This is the wedding season in Kashmir. Ramzan, the fasting month of the Islamic calendar, begins early next month. Muslims in the Valley are busy finishing social and cultural obligations ahead of Ramzan. But the heart and soul of Kashmiri cuisine—the Wazwan— is missing.
The continued blockade of essential supplies to the Valley by Jammu agitators has resulted in an acute shortage of meat in the hill-locked region, forcing people to abandon the traditional wazwan, and solemnise marriages austerely.
The wazwan, a delectable aromatic banquet of Kashmir, is not just a meal but a ceremony. Restricted to joyous occasions, weeks of planning and hours of cooking go into the making and serving of a wazwan.

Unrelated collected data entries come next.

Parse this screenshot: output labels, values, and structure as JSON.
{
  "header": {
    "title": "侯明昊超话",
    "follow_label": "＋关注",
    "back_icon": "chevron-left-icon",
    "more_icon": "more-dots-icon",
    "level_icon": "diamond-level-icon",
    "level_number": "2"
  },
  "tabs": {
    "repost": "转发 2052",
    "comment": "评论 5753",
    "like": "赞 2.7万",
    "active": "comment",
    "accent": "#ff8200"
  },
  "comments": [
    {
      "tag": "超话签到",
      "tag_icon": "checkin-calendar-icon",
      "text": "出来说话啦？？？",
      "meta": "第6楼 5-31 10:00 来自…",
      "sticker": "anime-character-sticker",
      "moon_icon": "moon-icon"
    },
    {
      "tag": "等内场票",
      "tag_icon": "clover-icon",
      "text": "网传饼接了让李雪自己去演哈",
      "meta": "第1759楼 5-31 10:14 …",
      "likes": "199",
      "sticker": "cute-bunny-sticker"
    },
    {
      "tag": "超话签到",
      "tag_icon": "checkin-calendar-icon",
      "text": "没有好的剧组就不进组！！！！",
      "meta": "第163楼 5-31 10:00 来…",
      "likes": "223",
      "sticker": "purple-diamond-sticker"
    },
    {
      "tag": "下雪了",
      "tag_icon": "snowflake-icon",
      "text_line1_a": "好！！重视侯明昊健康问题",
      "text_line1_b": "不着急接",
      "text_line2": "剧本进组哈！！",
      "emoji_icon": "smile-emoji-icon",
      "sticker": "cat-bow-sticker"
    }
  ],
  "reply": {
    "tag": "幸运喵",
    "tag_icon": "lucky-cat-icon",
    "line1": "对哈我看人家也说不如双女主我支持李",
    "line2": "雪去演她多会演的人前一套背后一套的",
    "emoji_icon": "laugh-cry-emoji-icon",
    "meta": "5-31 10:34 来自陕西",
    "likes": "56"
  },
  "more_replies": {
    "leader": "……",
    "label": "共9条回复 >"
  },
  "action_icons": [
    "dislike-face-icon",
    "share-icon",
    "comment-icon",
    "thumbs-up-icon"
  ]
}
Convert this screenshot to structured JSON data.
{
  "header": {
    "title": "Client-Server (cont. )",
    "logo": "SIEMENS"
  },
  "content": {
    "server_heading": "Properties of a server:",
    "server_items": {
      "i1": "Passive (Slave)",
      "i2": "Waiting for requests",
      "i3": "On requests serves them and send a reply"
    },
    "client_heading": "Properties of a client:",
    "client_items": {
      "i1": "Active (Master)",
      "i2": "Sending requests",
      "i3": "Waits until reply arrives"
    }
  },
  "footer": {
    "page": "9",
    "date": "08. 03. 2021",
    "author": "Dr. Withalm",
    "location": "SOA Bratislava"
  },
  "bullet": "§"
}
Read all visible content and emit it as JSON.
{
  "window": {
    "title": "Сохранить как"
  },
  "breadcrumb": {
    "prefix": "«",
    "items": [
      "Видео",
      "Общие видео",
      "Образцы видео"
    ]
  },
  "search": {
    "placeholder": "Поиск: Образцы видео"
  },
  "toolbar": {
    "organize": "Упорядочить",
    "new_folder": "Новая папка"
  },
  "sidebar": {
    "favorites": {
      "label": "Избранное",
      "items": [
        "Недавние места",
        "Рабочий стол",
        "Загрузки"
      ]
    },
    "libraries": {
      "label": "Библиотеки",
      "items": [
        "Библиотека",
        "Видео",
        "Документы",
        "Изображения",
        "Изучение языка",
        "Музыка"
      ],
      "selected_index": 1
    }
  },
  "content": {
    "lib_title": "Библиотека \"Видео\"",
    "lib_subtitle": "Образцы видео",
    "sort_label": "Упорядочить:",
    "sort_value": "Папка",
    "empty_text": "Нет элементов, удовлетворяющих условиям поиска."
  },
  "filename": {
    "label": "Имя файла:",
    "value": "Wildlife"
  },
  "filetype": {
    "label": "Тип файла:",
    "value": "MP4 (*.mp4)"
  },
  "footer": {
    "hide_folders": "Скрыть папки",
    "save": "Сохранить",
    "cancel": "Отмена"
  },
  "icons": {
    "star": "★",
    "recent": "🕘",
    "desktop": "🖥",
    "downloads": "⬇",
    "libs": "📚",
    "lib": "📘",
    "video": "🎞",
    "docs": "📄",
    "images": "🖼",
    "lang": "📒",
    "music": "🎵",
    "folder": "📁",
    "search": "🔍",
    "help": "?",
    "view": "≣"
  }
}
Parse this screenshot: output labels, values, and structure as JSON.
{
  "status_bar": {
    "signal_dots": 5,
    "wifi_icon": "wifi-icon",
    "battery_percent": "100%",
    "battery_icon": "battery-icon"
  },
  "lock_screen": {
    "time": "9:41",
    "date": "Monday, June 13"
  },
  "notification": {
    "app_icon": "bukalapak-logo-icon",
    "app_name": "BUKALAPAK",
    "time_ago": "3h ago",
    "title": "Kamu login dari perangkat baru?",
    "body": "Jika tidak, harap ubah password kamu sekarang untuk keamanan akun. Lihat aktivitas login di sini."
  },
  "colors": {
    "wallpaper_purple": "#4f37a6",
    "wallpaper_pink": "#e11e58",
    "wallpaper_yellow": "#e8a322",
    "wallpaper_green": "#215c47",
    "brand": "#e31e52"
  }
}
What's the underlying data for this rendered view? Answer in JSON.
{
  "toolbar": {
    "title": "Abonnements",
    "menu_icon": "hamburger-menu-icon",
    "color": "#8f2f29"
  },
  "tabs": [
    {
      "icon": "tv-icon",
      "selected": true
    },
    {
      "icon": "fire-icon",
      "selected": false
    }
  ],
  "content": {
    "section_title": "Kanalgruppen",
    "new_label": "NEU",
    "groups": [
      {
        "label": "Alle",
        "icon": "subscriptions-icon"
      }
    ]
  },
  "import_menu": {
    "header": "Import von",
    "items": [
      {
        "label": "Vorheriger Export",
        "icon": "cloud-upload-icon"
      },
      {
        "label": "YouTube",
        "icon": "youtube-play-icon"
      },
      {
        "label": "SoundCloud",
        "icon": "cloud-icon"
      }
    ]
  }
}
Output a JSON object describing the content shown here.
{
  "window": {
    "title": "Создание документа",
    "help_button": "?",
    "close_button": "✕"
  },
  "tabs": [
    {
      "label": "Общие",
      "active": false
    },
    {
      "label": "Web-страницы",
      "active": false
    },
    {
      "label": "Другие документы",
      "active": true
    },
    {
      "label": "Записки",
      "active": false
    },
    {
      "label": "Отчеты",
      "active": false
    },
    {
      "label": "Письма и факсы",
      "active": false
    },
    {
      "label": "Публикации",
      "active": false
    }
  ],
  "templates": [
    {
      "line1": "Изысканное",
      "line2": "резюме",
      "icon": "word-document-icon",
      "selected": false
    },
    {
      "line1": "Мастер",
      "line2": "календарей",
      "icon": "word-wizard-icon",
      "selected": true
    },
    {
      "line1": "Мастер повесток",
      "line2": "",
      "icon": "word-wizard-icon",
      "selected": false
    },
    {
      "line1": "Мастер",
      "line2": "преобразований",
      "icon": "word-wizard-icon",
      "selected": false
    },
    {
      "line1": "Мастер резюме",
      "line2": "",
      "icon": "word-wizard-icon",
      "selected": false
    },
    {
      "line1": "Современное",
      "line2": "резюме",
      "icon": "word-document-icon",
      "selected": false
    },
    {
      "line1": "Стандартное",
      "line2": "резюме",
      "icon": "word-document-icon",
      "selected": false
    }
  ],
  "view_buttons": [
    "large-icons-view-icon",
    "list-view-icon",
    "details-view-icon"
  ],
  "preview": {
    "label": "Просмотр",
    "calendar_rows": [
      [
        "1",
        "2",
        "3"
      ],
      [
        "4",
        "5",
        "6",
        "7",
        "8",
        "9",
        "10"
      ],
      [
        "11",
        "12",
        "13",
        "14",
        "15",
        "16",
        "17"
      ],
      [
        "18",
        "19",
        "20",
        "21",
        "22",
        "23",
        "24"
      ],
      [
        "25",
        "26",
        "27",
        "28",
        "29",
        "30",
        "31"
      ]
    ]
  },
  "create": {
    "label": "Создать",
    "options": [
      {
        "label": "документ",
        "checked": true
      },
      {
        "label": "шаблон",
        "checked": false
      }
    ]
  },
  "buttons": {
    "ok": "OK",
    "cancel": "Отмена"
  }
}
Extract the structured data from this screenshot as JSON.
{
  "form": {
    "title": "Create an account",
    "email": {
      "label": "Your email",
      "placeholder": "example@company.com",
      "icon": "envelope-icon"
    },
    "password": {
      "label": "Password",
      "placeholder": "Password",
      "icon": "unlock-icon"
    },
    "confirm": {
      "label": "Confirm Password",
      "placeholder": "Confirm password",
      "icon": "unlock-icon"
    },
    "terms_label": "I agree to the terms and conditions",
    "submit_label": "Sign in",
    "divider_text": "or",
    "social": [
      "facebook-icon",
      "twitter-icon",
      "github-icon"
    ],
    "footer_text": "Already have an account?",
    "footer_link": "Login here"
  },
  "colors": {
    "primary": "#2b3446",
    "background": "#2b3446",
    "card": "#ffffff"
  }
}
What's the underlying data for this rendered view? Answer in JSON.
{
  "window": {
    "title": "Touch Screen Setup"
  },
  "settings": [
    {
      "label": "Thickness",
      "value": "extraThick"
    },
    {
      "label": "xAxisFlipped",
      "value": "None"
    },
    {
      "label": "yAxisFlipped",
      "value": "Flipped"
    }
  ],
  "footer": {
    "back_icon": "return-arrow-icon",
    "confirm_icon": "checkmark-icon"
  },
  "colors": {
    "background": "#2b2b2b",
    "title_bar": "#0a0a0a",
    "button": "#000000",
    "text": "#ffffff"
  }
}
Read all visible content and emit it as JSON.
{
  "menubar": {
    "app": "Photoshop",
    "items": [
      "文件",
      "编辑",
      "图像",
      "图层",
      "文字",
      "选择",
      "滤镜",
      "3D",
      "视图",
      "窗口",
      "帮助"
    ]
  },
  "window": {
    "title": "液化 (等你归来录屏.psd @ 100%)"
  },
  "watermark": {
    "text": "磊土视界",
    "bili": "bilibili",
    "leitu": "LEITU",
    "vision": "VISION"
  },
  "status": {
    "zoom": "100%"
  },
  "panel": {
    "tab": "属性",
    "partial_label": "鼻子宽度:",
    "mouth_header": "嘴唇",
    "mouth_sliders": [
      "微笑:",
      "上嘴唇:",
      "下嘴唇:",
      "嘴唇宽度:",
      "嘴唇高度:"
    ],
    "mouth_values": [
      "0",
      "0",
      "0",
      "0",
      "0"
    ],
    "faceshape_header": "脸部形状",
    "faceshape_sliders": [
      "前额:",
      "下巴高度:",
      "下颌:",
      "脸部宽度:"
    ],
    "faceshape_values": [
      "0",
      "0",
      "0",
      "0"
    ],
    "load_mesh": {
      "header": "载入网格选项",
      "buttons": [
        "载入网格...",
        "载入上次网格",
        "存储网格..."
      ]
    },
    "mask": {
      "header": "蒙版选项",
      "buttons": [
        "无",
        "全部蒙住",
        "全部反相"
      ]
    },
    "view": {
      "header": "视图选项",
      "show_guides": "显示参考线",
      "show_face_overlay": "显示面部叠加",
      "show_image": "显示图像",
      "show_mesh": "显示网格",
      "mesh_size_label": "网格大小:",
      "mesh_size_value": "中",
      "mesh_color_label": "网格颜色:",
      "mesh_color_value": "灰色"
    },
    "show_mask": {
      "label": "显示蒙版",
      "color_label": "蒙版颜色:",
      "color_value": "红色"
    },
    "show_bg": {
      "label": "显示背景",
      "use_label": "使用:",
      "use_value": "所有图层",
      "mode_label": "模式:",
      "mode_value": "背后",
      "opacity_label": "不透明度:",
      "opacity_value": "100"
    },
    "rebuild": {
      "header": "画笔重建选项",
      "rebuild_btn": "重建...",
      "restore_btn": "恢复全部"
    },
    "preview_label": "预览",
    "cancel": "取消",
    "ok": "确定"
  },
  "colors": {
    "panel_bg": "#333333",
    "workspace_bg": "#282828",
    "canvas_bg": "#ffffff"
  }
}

Abdul Majeed Baba of interior Srinagar had planned the marriage of his son and daughter on August 6. The invitation cards had been circulated among expected guests. But he had to cancel the invitations at the last moment as he could not procure meat for the function. "My apologies to the invitees. They should now treat the invitation as canceled. The marriage ceremony would be performed at a simple function," he told his guests in a paid advertisement in a local newspaper.
Ghulam Nabi Khan, another resident, has also turned the grand function of his daughter's marriage into a simple one for the want of meat. "I am 55 years old. I have never seen such a dearth of meat in the Valley," he said.
Over the past three weeks, since the supply line of the Valley has been cut, over 500 wedding ceremonies have been postponed in Srinagar. An equal number of marriages were performed in simple functions.